I make lists to keep track of everything from which field should be worked next, to what meals to make and freeze before we get busy with haying. Keeping organized is absolutely necessary for me to defeat any feelings of overwhelm. Right now I am working on my comprehensive to do list for the summer, with all the tasks rated by priority, all to be transferred onto a dry erase board for easy updating. 🙂
9. Look back.
I have been so grateful for the wealth of information that old farm diaries have provided. I keep the more recent ones (2007 and later) on-hand in a shelf in my living room.
Whenever I’m feeling discouraged, I can study them and realize how much this farm has come through, and look at how my parents problem-solved and experimented to make things work. It’s a good reminder that challenges are part of farming, as is the constant learning.
10. You can actually fall in love with a career.
I have never felt quite the way I do about farming about pretty much anything else in my life.
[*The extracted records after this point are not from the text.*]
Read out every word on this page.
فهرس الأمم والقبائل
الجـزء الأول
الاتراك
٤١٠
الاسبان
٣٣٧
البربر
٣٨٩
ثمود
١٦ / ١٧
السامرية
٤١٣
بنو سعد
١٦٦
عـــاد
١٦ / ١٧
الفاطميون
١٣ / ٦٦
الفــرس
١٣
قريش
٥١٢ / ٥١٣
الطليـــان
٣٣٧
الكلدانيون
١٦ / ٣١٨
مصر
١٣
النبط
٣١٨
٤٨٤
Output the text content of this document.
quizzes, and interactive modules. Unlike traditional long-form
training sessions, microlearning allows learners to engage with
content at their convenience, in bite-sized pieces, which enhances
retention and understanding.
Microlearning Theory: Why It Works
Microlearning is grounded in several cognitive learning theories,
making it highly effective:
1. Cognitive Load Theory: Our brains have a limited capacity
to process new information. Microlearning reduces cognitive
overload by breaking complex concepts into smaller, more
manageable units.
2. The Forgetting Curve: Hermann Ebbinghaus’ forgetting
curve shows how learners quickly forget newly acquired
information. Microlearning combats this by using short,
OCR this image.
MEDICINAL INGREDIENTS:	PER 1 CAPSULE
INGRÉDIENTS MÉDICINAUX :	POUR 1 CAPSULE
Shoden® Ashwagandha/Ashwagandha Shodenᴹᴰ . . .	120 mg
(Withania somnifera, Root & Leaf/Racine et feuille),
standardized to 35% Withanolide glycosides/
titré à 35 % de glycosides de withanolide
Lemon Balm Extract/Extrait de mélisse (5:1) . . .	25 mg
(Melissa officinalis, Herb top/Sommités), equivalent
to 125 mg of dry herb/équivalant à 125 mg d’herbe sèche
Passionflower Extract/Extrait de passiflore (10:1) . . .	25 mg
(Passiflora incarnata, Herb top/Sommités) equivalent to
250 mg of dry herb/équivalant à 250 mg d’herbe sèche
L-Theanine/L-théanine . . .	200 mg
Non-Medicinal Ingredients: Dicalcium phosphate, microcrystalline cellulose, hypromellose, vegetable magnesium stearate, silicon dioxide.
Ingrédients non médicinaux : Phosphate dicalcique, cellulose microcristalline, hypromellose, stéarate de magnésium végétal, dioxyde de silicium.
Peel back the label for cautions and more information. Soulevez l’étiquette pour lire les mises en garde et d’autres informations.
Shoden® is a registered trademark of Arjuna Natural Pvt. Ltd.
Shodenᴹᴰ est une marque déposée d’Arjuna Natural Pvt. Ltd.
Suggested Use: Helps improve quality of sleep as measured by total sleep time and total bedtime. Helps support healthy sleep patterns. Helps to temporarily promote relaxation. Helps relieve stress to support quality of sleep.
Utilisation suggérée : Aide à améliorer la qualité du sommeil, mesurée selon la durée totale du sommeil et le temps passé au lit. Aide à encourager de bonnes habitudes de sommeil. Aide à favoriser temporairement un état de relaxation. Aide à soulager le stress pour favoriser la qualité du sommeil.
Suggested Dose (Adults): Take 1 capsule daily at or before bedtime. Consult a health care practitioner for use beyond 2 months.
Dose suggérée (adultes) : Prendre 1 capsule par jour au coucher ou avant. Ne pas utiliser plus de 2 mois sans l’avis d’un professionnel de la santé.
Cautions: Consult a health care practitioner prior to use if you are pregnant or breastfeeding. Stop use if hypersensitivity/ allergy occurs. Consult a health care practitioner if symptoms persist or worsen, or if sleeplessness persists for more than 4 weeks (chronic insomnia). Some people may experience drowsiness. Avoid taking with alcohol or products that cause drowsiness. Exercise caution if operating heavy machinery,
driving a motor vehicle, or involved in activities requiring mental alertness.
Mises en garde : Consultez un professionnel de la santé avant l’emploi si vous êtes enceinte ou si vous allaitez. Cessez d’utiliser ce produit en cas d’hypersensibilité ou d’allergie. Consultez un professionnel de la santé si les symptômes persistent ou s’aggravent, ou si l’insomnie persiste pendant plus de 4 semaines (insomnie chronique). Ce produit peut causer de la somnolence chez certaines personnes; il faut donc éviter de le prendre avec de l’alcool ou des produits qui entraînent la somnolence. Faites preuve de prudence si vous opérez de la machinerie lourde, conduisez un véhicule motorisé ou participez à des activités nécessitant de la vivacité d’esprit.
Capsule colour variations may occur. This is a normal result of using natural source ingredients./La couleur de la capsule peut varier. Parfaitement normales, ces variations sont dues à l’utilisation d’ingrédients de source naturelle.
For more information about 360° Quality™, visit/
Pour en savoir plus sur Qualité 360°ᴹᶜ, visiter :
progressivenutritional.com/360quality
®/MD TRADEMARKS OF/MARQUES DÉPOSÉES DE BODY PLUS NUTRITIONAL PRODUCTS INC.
When I say “I love farming,” I actually get a tickling achey feeling in my chest. When I am in the field on my hands and knees digging around for germinated seeds, the glee I feel while furrowing my fingers under the soil is totally encompassing. Every time I dump a truck or combine and watch the river of grain pouring out, I am filled with a sense of accomplishment and pride. When I work a field and watch the bright green turn to dark, fresh soil and see the ravens flock behind me, peace overwhelms me. Nothing has ever given me the same satisfaction as farming does.